Après le succès qu'avait enregistré le Fonds de Placements Collectifs en Titrisation (FPCT) Crédilog I, Crédilog II a connu un accueil très favorable auprès des investisseurs (Compagnies d'assurances et Caisses de Retraite, OPCVM, Établissements de crédit, etc). La titrisation effective de 9 232 créances hypothécaires d'un montant de 1 milliard de dirhams au profit du Fonds Crédilog II a eu lieu le lundi 23 juin dernier avec l'émission de FPCT. Les parts du fonds ont tous trouvé preneurs auprès des investisseurs institutionnels de la place. Si tous les parts du fonds ont été souscrites, il n'en demeure pas moins qu'un engouement particulier a concerné la part P1. Les souscriptions portant sur cette catégorie ont connu un engouement de sorte que le montant de la part a rapidement été dépassé de 44,5 millions de dirhams poussant à la suspension des placements des parts P1 avant la fin de la période de souscription. Cet engouement des différents investisseurs pour les parts P1 s'explique par un certain nombre de facteurs. D'une part, la durée courte de ce placement 2,65 années, offre une grande visibilité aux investisseurs. D'autre part, les parts P1 sont très biens rémunérées. En effet, avec un spread de 40 points de base, les placements P1 se retrouvent avec un taux de rémunération de 5,11 %, un niveau attrayant, d'autant que la détente des taux a de fortes chances de se poursuivre dans les mois à venir (chèque d'Altadis oblige). Par ailleurs, l'engouement des investisseurs s'explique également par les garanties qu'offre la part P1. Pour rappel, celle-ci bénéficie en priorité des flux de remboursement des créances sous-jacentes. En plus, elle est couverte, à travers la ristourne, par une garantie de l'état pour le paiement de plus de 100 % des intérêts, ainsi que du matelas de sécurité d'environ 400 millions de dirhams constitué de parts spécifiques, d'un fonds de réserve, du différentiel d'intérêts et d'une ligne d'avances de liquidité. Les garanties adossées à la part P1 font de celle-ci le placement le plus sûr après les Bons du Trésor au niveau de la place.

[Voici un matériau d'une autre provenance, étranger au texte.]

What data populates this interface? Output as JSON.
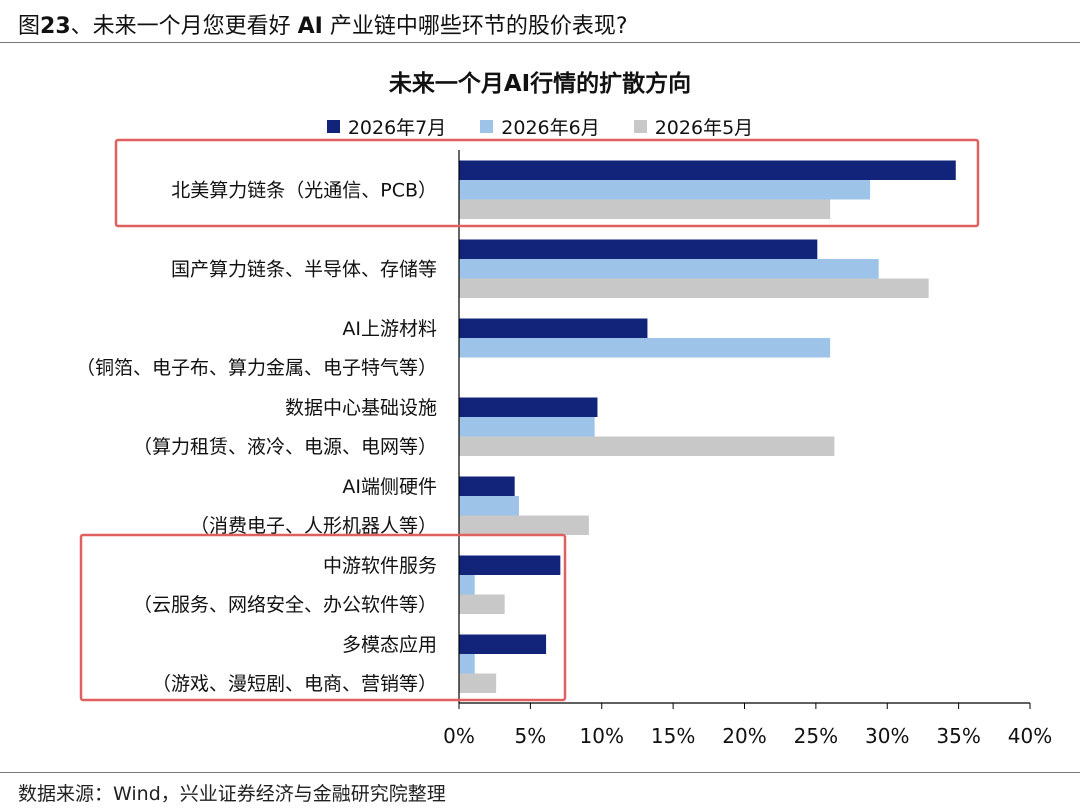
{
  "figure_heading": {
    "prefix": "图",
    "number": "23",
    "text_a": "、未来一个月您更看好 ",
    "ai": "AI",
    "text_b": " 产业链中哪些环节的股价表现?"
  },
  "source_note": "数据来源：Wind，兴业证券经济与金融研究院整理",
  "colors": {
    "series_2026_07": "#12237a",
    "series_2026_06": "#9dc3e8",
    "series_2026_05": "#c8c8c8",
    "highlight_box": "#e06060",
    "axis": "#000000"
  },
  "chart_data": {
    "type": "bar",
    "orientation": "horizontal",
    "title": "未来一个月AI行情的扩散方向",
    "legend_position": "top",
    "grid": false,
    "xlim": [
      0,
      40
    ],
    "x_ticks": [
      "0%",
      "5%",
      "10%",
      "15%",
      "20%",
      "25%",
      "30%",
      "35%",
      "40%"
    ],
    "categories": [
      [
        "北美算力链条（光通信、PCB）"
      ],
      [
        "国产算力链条、半导体、存储等"
      ],
      [
        "AI上游材料",
        "（铜箔、电子布、算力金属、电子特气等）"
      ],
      [
        "数据中心基础设施",
        "（算力租赁、液冷、电源、电网等）"
      ],
      [
        "AI端侧硬件",
        "（消费电子、人形机器人等）"
      ],
      [
        "中游软件服务",
        "（云服务、网络安全、办公软件等）"
      ],
      [
        "多模态应用",
        "（游戏、漫短剧、电商、营销等）"
      ]
    ],
    "series": [
      {
        "name": "2026年7月",
        "values": [
          34.8,
          25.1,
          13.2,
          9.7,
          3.9,
          7.1,
          6.1
        ]
      },
      {
        "name": "2026年6月",
        "values": [
          28.8,
          29.4,
          26.0,
          9.5,
          4.2,
          1.1,
          1.1
        ]
      },
      {
        "name": "2026年5月",
        "values": [
          26.0,
          32.9,
          0,
          26.3,
          9.1,
          3.2,
          2.6
        ]
      }
    ],
    "highlighted_groups": [
      [
        0
      ],
      [
        5,
        6
      ]
    ]
  }
}
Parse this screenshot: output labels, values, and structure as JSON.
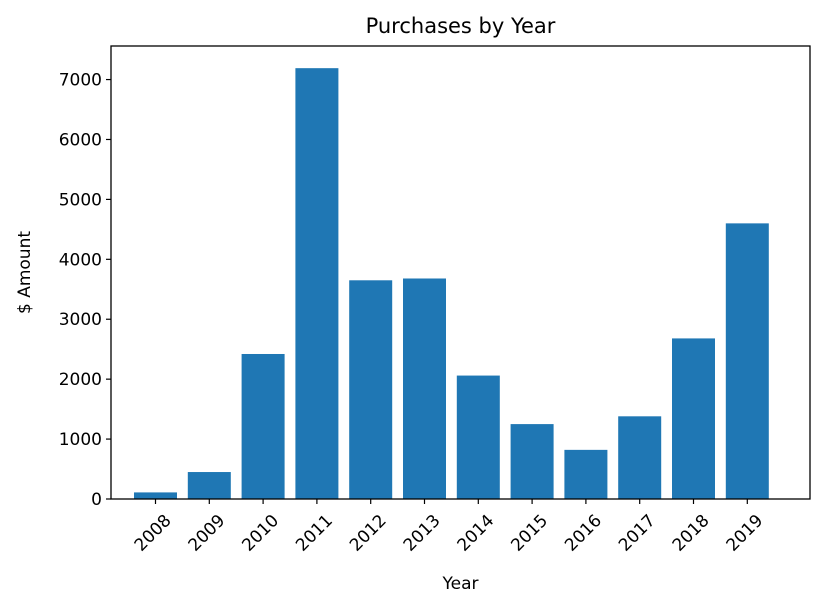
{
  "chart_data": {
    "type": "bar",
    "title": "Purchases by Year",
    "xlabel": "Year",
    "ylabel": "$ Amount",
    "categories": [
      "2008",
      "2009",
      "2010",
      "2011",
      "2012",
      "2013",
      "2014",
      "2015",
      "2016",
      "2017",
      "2018",
      "2019"
    ],
    "values": [
      110,
      450,
      2420,
      7190,
      3650,
      3680,
      2060,
      1250,
      820,
      1380,
      2680,
      4600
    ],
    "ylim": [
      0,
      7560
    ],
    "yticks": [
      0,
      1000,
      2000,
      3000,
      4000,
      5000,
      6000,
      7000
    ],
    "grid": false,
    "legend": "none",
    "bar_color": "#1f77b4"
  }
}
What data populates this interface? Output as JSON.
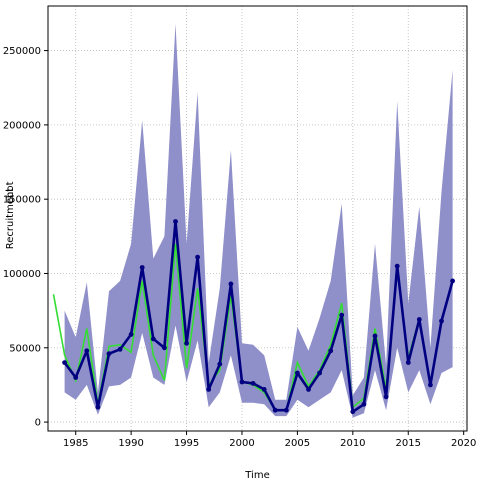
{
  "chart_data": {
    "type": "line",
    "title": "",
    "xlabel": "Time",
    "ylabel": "Recruitment",
    "ylabel_overlay": "cbbt",
    "xlim": [
      1982.5,
      2020.3
    ],
    "ylim": [
      -6000,
      280000
    ],
    "x_ticks": [
      1985,
      1990,
      1995,
      2000,
      2005,
      2010,
      2015,
      2020
    ],
    "y_ticks": [
      0,
      50000,
      100000,
      150000,
      200000,
      250000
    ],
    "grid": true,
    "colors": {
      "band": "#8f8fca",
      "estimate": "#000080",
      "observed": "#33dd33",
      "grid": "#bbbbbb",
      "frame": "#000000"
    },
    "series": [
      {
        "role": "confidence-band",
        "x": [
          1984,
          1985,
          1986,
          1987,
          1988,
          1989,
          1990,
          1991,
          1992,
          1993,
          1994,
          1995,
          1996,
          1997,
          1998,
          1999,
          2000,
          2001,
          2002,
          2003,
          2004,
          2005,
          2006,
          2007,
          2008,
          2009,
          2010,
          2011,
          2012,
          2013,
          2014,
          2015,
          2016,
          2017,
          2018,
          2019
        ],
        "lower": [
          20000,
          15000,
          25000,
          5000,
          24000,
          25000,
          30000,
          60000,
          30000,
          25000,
          65000,
          27000,
          55000,
          10000,
          20000,
          45000,
          13000,
          13000,
          12000,
          4000,
          4000,
          15000,
          10000,
          15000,
          20000,
          35000,
          3000,
          6000,
          35000,
          8000,
          50000,
          20000,
          35000,
          12000,
          33000,
          37000
        ],
        "upper": [
          75000,
          57000,
          94000,
          20000,
          88000,
          95000,
          120000,
          203000,
          110000,
          125000,
          268000,
          120000,
          222000,
          40000,
          90000,
          183000,
          53000,
          52000,
          45000,
          15000,
          15000,
          64000,
          48000,
          70000,
          95000,
          147000,
          18000,
          30000,
          120000,
          38000,
          216000,
          80000,
          145000,
          50000,
          155000,
          237000
        ]
      },
      {
        "role": "estimate",
        "x": [
          1984,
          1985,
          1986,
          1987,
          1988,
          1989,
          1990,
          1991,
          1992,
          1993,
          1994,
          1995,
          1996,
          1997,
          1998,
          1999,
          2000,
          2001,
          2002,
          2003,
          2004,
          2005,
          2006,
          2007,
          2008,
          2009,
          2010,
          2011,
          2012,
          2013,
          2014,
          2015,
          2016,
          2017,
          2018,
          2019
        ],
        "values": [
          40000,
          30000,
          48000,
          10000,
          46000,
          49000,
          59000,
          104000,
          56000,
          50000,
          135000,
          53000,
          111000,
          22000,
          39000,
          93000,
          27000,
          26000,
          22000,
          8000,
          8000,
          33000,
          22000,
          33000,
          48000,
          72000,
          7000,
          12000,
          58000,
          17000,
          105000,
          40000,
          69000,
          25000,
          68000,
          95000
        ]
      },
      {
        "role": "observed",
        "x": [
          1983,
          1984,
          1985,
          1986,
          1987,
          1988,
          1989,
          1990,
          1991,
          1992,
          1993,
          1994,
          1995,
          1996,
          1997,
          1998,
          1999,
          2000,
          2001,
          2002,
          2003,
          2004,
          2005,
          2006,
          2007,
          2008,
          2009,
          2010,
          2011,
          2012,
          2013,
          2014,
          2015,
          2016,
          2017,
          2018,
          2019
        ],
        "values": [
          86000,
          45000,
          28000,
          63000,
          12000,
          51000,
          52000,
          47000,
          95000,
          45000,
          28000,
          120000,
          36000,
          90000,
          25000,
          35000,
          85000,
          27000,
          25000,
          20000,
          8000,
          8000,
          40000,
          24000,
          35000,
          52000,
          80000,
          10000,
          16000,
          63000,
          22000,
          103000,
          43000,
          70000,
          25000,
          68000,
          95000
        ]
      }
    ]
  }
}
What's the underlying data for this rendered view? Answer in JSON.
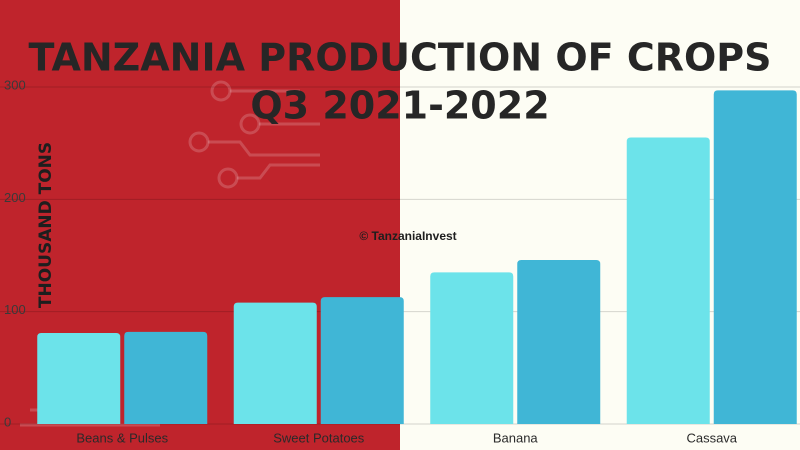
{
  "chart_data": {
    "type": "bar",
    "title": "TANZANIA PRODUCTION OF CROPS",
    "subtitle": "Q3 2021-2022",
    "y_label": "THOUSAND TONS",
    "annotation": "© TanzaniaInvest",
    "categories": [
      "Beans & Pulses",
      "Sweet Potatoes",
      "Banana",
      "Cassava"
    ],
    "series": [
      {
        "color": "#6ce3ea",
        "values": [
          81,
          108,
          135,
          255
        ]
      },
      {
        "color": "#40b6d6",
        "values": [
          82,
          113,
          146,
          297
        ]
      }
    ],
    "ylim": [
      0,
      300
    ],
    "yticks": [
      0,
      100,
      200,
      300
    ],
    "grid": true
  }
}
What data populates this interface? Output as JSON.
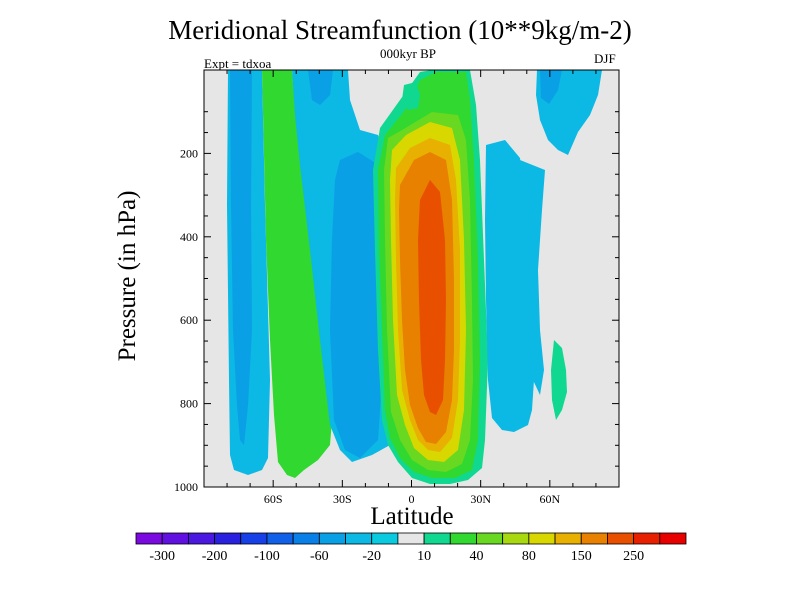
{
  "header": {
    "title": "Meridional Streamfunction (10**9kg/m-2)",
    "subtitle": "000kyr BP",
    "left_label": "Expt = tdxoa",
    "right_label": "DJF"
  },
  "chart_data": {
    "type": "heatmap",
    "title": "Meridional Streamfunction (10**9kg/m-2)",
    "subtitle": "000kyr BP",
    "annotations": [
      "Expt = tdxoa",
      "DJF"
    ],
    "xlabel": "Latitude",
    "ylabel": "Pressure (in hPa)",
    "xlim": [
      -90,
      90
    ],
    "ylim": [
      1000,
      0
    ],
    "x_ticks": [
      {
        "value": -60,
        "label": "60S"
      },
      {
        "value": -30,
        "label": "30S"
      },
      {
        "value": 0,
        "label": "0"
      },
      {
        "value": 30,
        "label": "30N"
      },
      {
        "value": 60,
        "label": "60N"
      }
    ],
    "y_ticks": [
      {
        "value": 200,
        "label": "200"
      },
      {
        "value": 400,
        "label": "400"
      },
      {
        "value": 600,
        "label": "600"
      },
      {
        "value": 800,
        "label": "800"
      },
      {
        "value": 1000,
        "label": "1000"
      }
    ],
    "colorbar": {
      "colors": [
        "#7a0ae0",
        "#6010e0",
        "#4a18e0",
        "#2a20e0",
        "#1840e8",
        "#1060e8",
        "#0880e8",
        "#0aa0e6",
        "#0cb8e4",
        "#0acae0",
        "#e6e6e6",
        "#10d890",
        "#30d830",
        "#68d820",
        "#a8d810",
        "#d8d800",
        "#e8b000",
        "#e88000",
        "#e85000",
        "#e82000",
        "#e80000"
      ],
      "labels": [
        {
          "value": "-300",
          "boundary": 1
        },
        {
          "value": "-200",
          "boundary": 3
        },
        {
          "value": "-100",
          "boundary": 5
        },
        {
          "value": "-60",
          "boundary": 7
        },
        {
          "value": "-20",
          "boundary": 9
        },
        {
          "value": "10",
          "boundary": 11
        },
        {
          "value": "40",
          "boundary": 13
        },
        {
          "value": "80",
          "boundary": 15
        },
        {
          "value": "150",
          "boundary": 17
        },
        {
          "value": "250",
          "boundary": 19
        }
      ]
    },
    "background_level": "-20 to 10",
    "features": [
      {
        "name": "southern-polar-cell",
        "lat_range": [
          -75,
          -68
        ],
        "pressure_range": [
          20,
          960
        ],
        "peak_level": "-60 to -20"
      },
      {
        "name": "southern-ferrel-cell",
        "lat_range": [
          -67,
          -55
        ],
        "pressure_range": [
          20,
          975
        ],
        "peak_level": "10 to 40"
      },
      {
        "name": "southern-hadley-cell",
        "lat_range": [
          -35,
          -20
        ],
        "pressure_range": [
          140,
          950
        ],
        "peak_level": "-60 to -20"
      },
      {
        "name": "winter-hadley-cell",
        "lat_range": [
          -5,
          25
        ],
        "pressure_range": [
          20,
          990
        ],
        "peak_level": "250 and above"
      },
      {
        "name": "northern-ferrel-cell",
        "lat_range": [
          35,
          50
        ],
        "pressure_range": [
          240,
          880
        ],
        "peak_level": "-60 to -20"
      },
      {
        "name": "northern-polar-cell",
        "lat_range": [
          55,
          75
        ],
        "pressure_range": [
          20,
          160
        ],
        "peak_level": "-60 to -20"
      },
      {
        "name": "northern-positive-patch",
        "lat_range": [
          62,
          65
        ],
        "pressure_range": [
          720,
          840
        ],
        "peak_level": "10 to 40"
      }
    ]
  }
}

Maturité des investisseurs
Les placements P2, ayant une vie moyenne de 8,72 années, et les Parts S, d'une durée de vie de 5,81 années, ont été également entièrement souscrites avant la fin de la période de placement. Les parts P2 et S ont bénéficié des spreads respectifs de 65 pbs et 150 pbs ramenant leur taux respectif à 6,39 % et 6,85 %. Pour ce qui est de la fixation des spread, "pour chaque part, le spread a été défini par rapport à une série de points à risque neutre sur la courbe des taux sur toute la durée de vie de la part, permettant ainsi de déterminer un spread par rapport à la courbe des taux", fait remarquer M. Souhail Khallock, Directeur Structuration de Maghreb Titrisation. A travers cette opération, le CIH a pu lever un milliard de dirhams à moyen et long termes, sous la signature de Crédilog II, à des conditions de financement très avantageuses. La réussite de cette seconde opération ouvre la porte aux autres établissements de la place qui souhaitent se lancer dans la titrisation des créances.
Outre le succès de Crédilog II, M. Fouad Bendi, Directeur de Gestion de Maghreb Titrisation souligne que "les investisseurs ont fait preuve d'une grande maturité en faisant la séparation entre le Fonds et le cédant (CIH), basant leur décision uniquement sur la qualité du montage et du portefeuille titrisé". In fine, le succès de Crédilog II prouve que le marché a intégré parfaitement la titrisation en tant qu'instrument de placement financier attrayant pouvant jouer le rôle de substitut naturel aux bons du Trésor pour les investisseurs qui souhaitent diversifier davantage leurs portefeuilles.